4) Fuar alanındaki oturma/dinlenme alanlarının yetersiz olması: Fuar alanında bulunan kafeler sayıca yetersiz ve küçük. Aynı zamanda kafelerde satılan ürünlerin fiyatı yüksek. Bu durum fuara gelen ziyaretçilerin oturup dinlenmelerini, satın aldıkları kitapları incelemelerini engelleyen bir faktör. Fuar alanındaki kafe ve benzeri yerlerin fiyatlarının yüksek olmasının fuara katılan yayınevlerinin görevlilerinin yeme, içme vb. ihtiyaçlarını karşılamalarını da zorlaştırıyor.

5) Fuarın, sosyal, kültürel yanından çok piyasacı ve para kazanmaya dönük yanının ön planda tutulması: Fuarın açılışında Karadeniz Turistik işletmeciler Derneği Başkanı Murat Toktaş’ın; ‘’Samsun'un marka değerini de artıracak olan bu fuarlar ileride Samsun'a çok daha büyük kazançlar sağlayacak.’’ açıklaması fuarın piyasacı yanının ön plana alındığını gösteren örneklerden sadece birisi. Kitap fiyatlarının okurların beklentilerinin aksine pahallı olması, yayınevlerine ayrılan stantların kiralarının yüksekliği, kafelerde satılan ürünlerin fiyatının fazla olması gibi durumlarda fuarın piyasaya hizmet amacını gösteren örnekler arasında yer alıyor.

Fuarda yaşanan sorunlara değindikten sonra özel olarak TÜYAP Samsun, genel olaraksa TÜYAP fuarları ile ilgili bir değerlendirme yaparak yazıyı sona erdirelim.   

Karadeniz Kitap Fuarı 2015 – Samsun’u ziyaretimden sonra yaptığım kısa araştırma sonucunda değinmeye çalıştığım sorunların geçmişte düzenlenen fuarlarda da yaşandığını öğrendim.
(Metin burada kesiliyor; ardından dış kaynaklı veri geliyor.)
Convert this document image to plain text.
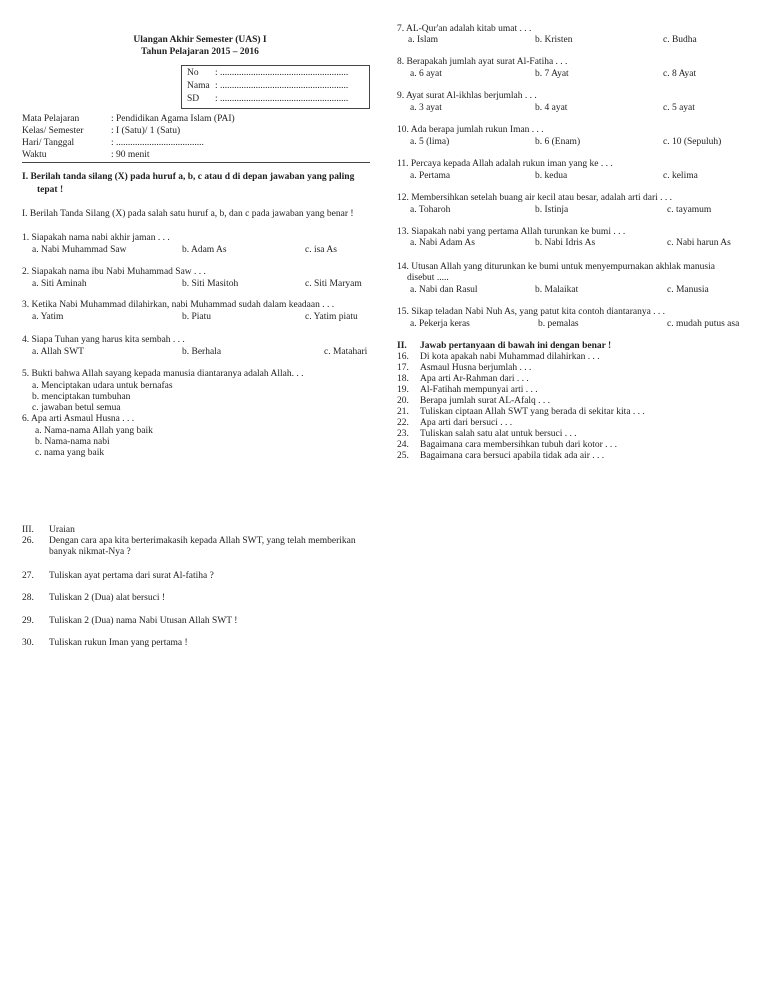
Ulangan Akhir Semester (UAS) I
Tahun Pelajaran 2015 – 2016
No : ......................................................
Nama : ......................................................
SD : ......................................................
Mata Pelajaran	: Pendidikan Agama Islam (PAI)
Kelas/ Semester	: I (Satu)/ 1 (Satu)
Hari/ Tanggal	: .....................................
Waktu	: 90 menit
I. Berilah tanda silang (X) pada huruf a, b, c atau d di depan jawaban yang paling
tepat !
I. Berilah Tanda Silang (X) pada salah satu huruf a, b, dan c pada jawaban yang benar !
1. Siapakah nama nabi akhir jaman . . .
a. Nabi Muhammad Saw	b. Adam As	c. isa As
2. Siapakah nama ibu Nabi Muhammad Saw . . .
a. Siti Aminah	b. Siti Masitoh	c. Siti Maryam
3. Ketika Nabi Muhammad dilahirkan, nabi Muhammad sudah dalam keadaan . . .
a. Yatim	b. Piatu	c. Yatim piatu
4. Siapa Tuhan yang harus kita sembah . . .
a. Allah SWT	b. Berhala	c. Matahari
5. Bukti bahwa Allah sayang kepada manusia diantaranya adalah Allah. . .
a. Menciptakan udara untuk bernafas
b. menciptakan tumbuhan
c. jawaban betul semua
6. Apa arti Asmaul Husna . . .
a. Nama-nama Allah yang baik
b. Nama-nama nabi
c. nama yang baik
III. Uraian
26. Dengan cara apa kita berterimakasih kepada Allah SWT, yang telah memberikan
banyak nikmat-Nya ?
27. Tuliskan ayat pertama dari surat Al-fatiha ?
28. Tuliskan 2 (Dua) alat bersuci !
29. Tuliskan 2 (Dua) nama Nabi Utusan Allah SWT !
30. Tuliskan rukun Iman yang pertama !
7. AL-Qur'an adalah kitab umat . . .
a. Islam	b. Kristen	c. Budha
8. Berapakah jumlah ayat surat Al-Fatiha . . .
a. 6 ayat	b. 7 Ayat	c. 8 Ayat
9. Ayat surat Al-ikhlas berjumlah . . .
a. 3 ayat	b. 4 ayat	c. 5 ayat
10. Ada berapa jumlah rukun Iman . . .
a. 5 (lima)	b. 6 (Enam)	c. 10 (Sepuluh)
11. Percaya kepada Allah adalah rukun iman yang ke . . .
a. Pertama	b. kedua	c. kelima
12. Membersihkan setelah buang air kecil atau besar, adalah arti dari . . .
a. Toharoh	b. Istinja	c. tayamum
13. Siapakah nabi yang pertama Allah turunkan ke bumi . . .
a. Nabi Adam As	b. Nabi Idris As	c. Nabi harun As
14. Utusan Allah yang diturunkan ke bumi untuk menyempurnakan akhlak manusia
disebut .....
a. Nabi dan Rasul	b. Malaikat	c. Manusia
15. Sikap teladan Nabi Nuh As, yang patut kita contoh diantaranya . . .
a. Pekerja keras	b. pemalas	c. mudah putus asa
II. Jawab pertanyaan di bawah ini dengan benar !
16. Di kota apakah nabi Muhammad dilahirkan . . .
17. Asmaul Husna berjumlah . . .
18. Apa arti Ar-Rahman dari . . .
19. Al-Fatihah mempunyai arti . . .
20. Berapa jumlah surat AL-Afalq . . .
21. Tuliskan ciptaan Allah SWT yang berada di sekitar kita . . .
22. Apa arti dari bersuci . . .
23. Tuliskan salah satu alat untuk bersuci . . .
24. Bagaimana cara membersihkan tubuh dari kotor . . .
25. Bagaimana cara bersuci apabila tidak ada air . . .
Yani Karadeniz Kitap Fuarı 2015 – Samsun, TÜYAP İSTANBUL, TÜYAP ADANA gibi fuarlarda yaşanan sorunlardan azade bir fuar değil. Fuarları hazırlayanlarsa fuarlarda yaşanılan sorunları çözmek yerine bu sorunların üzerinden atlamaya ya da sorunların çözümsüz olduğuna dair çeşitli argümanlar ortaya koymaya çalışmışlar. Bence, Türkiye’de düzenlenen en önemli yayıncılık faaliyetlerinden biri olan fuarlardaki müzminleşmiş sorunları akılcı, insani ve kültürel gelişimi odak noktasına koyan ve mevcut sorunları bütünlük içerisinde ele alan bir anlayışla çözmeye yönelik gerekli planlamaların yapılması gerekiyor. Böyle bir anlayışla yapılan fuar hazırlıkları hem gençlerin, kadınların, işçilerin yani emekçi halkın kitap fuarlarına katılmasına katkı koyacak hem de fuarların sosyal ve kültürel yönünün öne çıkmasını sağlayacaktır.